第26話
藤田さんは香織の視線を追いかけて、大学生のキッチンカーを見つめた。
そして辛そうに表情をゆがめる。
「もう、逃げてちゃいけません。勇気を出して、声をかけてください」
藤田さんの表情を見てすべてを悟ったように香織は言った。
藤田さんはゴクリと唾を飲み込む音が聞こえてくる。
「わかった」
大きくうなづき、藤田さんはキッチンカーを出たのだった。
☆☆☆
香織は藤田さんが大学生たちのキッチンカーに近づいていくのをボンヤリと見つめていた。
あの中に藤田さんの探している女性がいるかどうかはわからない。
けれど、きっとキッカケを掴むことはできると思う。
藤田さんはあのキッチンカーが来てからずっと大学生たちのことを気にしているから、探している女性は大学生で間違いなさそうだし。
これで藤田さんの悲しい顔を見なくてすむようになるんだ。
そう思うと嬉しさ半分、胸がチクリとする気持ちも半分くらいあった。
どうして胸がチクチクするのか香織にはよくわからないけれど。
藤田さんは大学生たちに話しかけたあと、肩を落としてこちらへ歩き出した。
あの中に探し人はいなかったみたいだ。
あんなに落ち込んでいるということは、なんのキッカケもつかめなかったんだろうか?
そんなはずはないのに。
そう思ってキッチンカーから出ようとしたときだった。
黒い生地に朝顔の柄が入った浴衣を着た女性が藤田さんの前を通り過ぎた。
女性は三毛猫を抱えていて、すぐに大学生の人だと感づいた。
藤田さんは女性を見た瞬間立ち止まり口を大きく開いた。
目も口と同じくらい見開かれ、唖然とした顔になる。
そのまま女性に話かけて、話しかけられた女性は驚いた様子で立ち止まる。
女性は後ろを向いてしまったし、女性に隠れて藤田さんの表情もよくわからない。
二人の会話に耳をそばだてようとしたとき、花火の最初の一発が打ち上げられた。
二人の向こうに大輪の花が咲く。
それはまるで二人の再会を祝福しているように見えて、香織の胸はギュウッと締め付けられた。
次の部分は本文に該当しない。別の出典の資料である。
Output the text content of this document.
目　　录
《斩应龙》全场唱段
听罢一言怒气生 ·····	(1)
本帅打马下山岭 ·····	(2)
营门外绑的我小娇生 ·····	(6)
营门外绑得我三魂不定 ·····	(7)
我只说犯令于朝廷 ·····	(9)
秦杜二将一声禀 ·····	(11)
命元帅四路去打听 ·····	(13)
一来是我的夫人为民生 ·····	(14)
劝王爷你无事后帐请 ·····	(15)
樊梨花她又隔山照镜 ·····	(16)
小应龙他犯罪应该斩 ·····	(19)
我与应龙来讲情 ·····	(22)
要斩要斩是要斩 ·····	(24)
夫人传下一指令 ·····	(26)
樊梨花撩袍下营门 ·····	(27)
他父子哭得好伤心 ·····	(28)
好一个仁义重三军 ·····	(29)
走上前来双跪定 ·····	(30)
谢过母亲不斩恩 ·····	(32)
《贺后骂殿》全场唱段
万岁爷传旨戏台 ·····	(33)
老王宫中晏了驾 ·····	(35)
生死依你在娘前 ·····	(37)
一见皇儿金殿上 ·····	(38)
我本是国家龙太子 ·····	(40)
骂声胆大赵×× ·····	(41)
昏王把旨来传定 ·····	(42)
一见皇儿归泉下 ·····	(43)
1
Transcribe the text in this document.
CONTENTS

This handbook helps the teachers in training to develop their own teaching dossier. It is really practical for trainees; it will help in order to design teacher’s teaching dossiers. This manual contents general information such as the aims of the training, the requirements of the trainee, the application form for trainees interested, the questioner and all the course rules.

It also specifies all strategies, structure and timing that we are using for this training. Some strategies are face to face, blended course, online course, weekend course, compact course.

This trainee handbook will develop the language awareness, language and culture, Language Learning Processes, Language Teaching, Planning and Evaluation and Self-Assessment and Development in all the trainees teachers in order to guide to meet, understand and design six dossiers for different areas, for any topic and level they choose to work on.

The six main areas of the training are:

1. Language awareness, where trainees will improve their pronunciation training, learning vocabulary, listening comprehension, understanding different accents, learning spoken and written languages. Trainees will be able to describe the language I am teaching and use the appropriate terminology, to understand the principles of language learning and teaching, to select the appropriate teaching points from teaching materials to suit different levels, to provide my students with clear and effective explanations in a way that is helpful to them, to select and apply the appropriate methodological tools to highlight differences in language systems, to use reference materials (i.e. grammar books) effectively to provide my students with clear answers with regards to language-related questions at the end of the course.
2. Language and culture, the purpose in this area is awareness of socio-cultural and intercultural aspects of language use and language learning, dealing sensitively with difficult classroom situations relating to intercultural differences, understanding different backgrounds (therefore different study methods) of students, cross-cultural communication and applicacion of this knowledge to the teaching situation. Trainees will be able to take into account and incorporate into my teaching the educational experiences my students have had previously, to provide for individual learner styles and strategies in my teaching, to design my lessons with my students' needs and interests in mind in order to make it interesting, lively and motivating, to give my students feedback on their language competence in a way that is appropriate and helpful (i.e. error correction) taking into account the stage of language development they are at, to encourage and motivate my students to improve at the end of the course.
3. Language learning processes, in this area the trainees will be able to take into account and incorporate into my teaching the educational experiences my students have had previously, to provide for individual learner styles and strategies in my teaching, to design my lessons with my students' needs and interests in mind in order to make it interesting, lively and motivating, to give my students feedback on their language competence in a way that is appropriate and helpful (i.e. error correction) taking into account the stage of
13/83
息苦しさを感じて香織はよろよろとキッチンカーを出る。
藤田さん、探していた人に出会えたんだ。
よかった。
これで藤田さんはいつでも笑顔になってくれるはずだ。
うつむくと白い生地に朝顔の浴衣が見える。
さっきの女性に比べればなんて子供っぽいデザインなんだろう。
急に自分が幼い子供であることを思い知らされた気分になり、香織の顔が赤く染まる。
私はまだ小学4年生だ。
それなのに名探偵だなんて思い込んで、恥ずかしい。
本当に恥ずかしいのはそのせいではなかったけれど、自分の感情をなんと呼ぶのかわからなくて、香織は名探偵であることを恥じるしかなかった。
そのまま早足で歩き出す。
なんだか無性に遠くへ行きたかった。
誰も知っている人がいない場所へ。
自分の恥を包み隠してくれるような場所へ。
歩きながら頬にいく筋もの涙が流れてきた。
涙をぬぐいながら、どうして自分が泣いているのかわからなかった。
周りの人たちはみんな空を見上げて微笑んでいる。
藤田さんも、探していた女性に出会えてとても嬉しそうだった。
それなのに、どうして自分はこんなにも悲しいんだろう?
どうして自分だけ、泣いているんだろう……。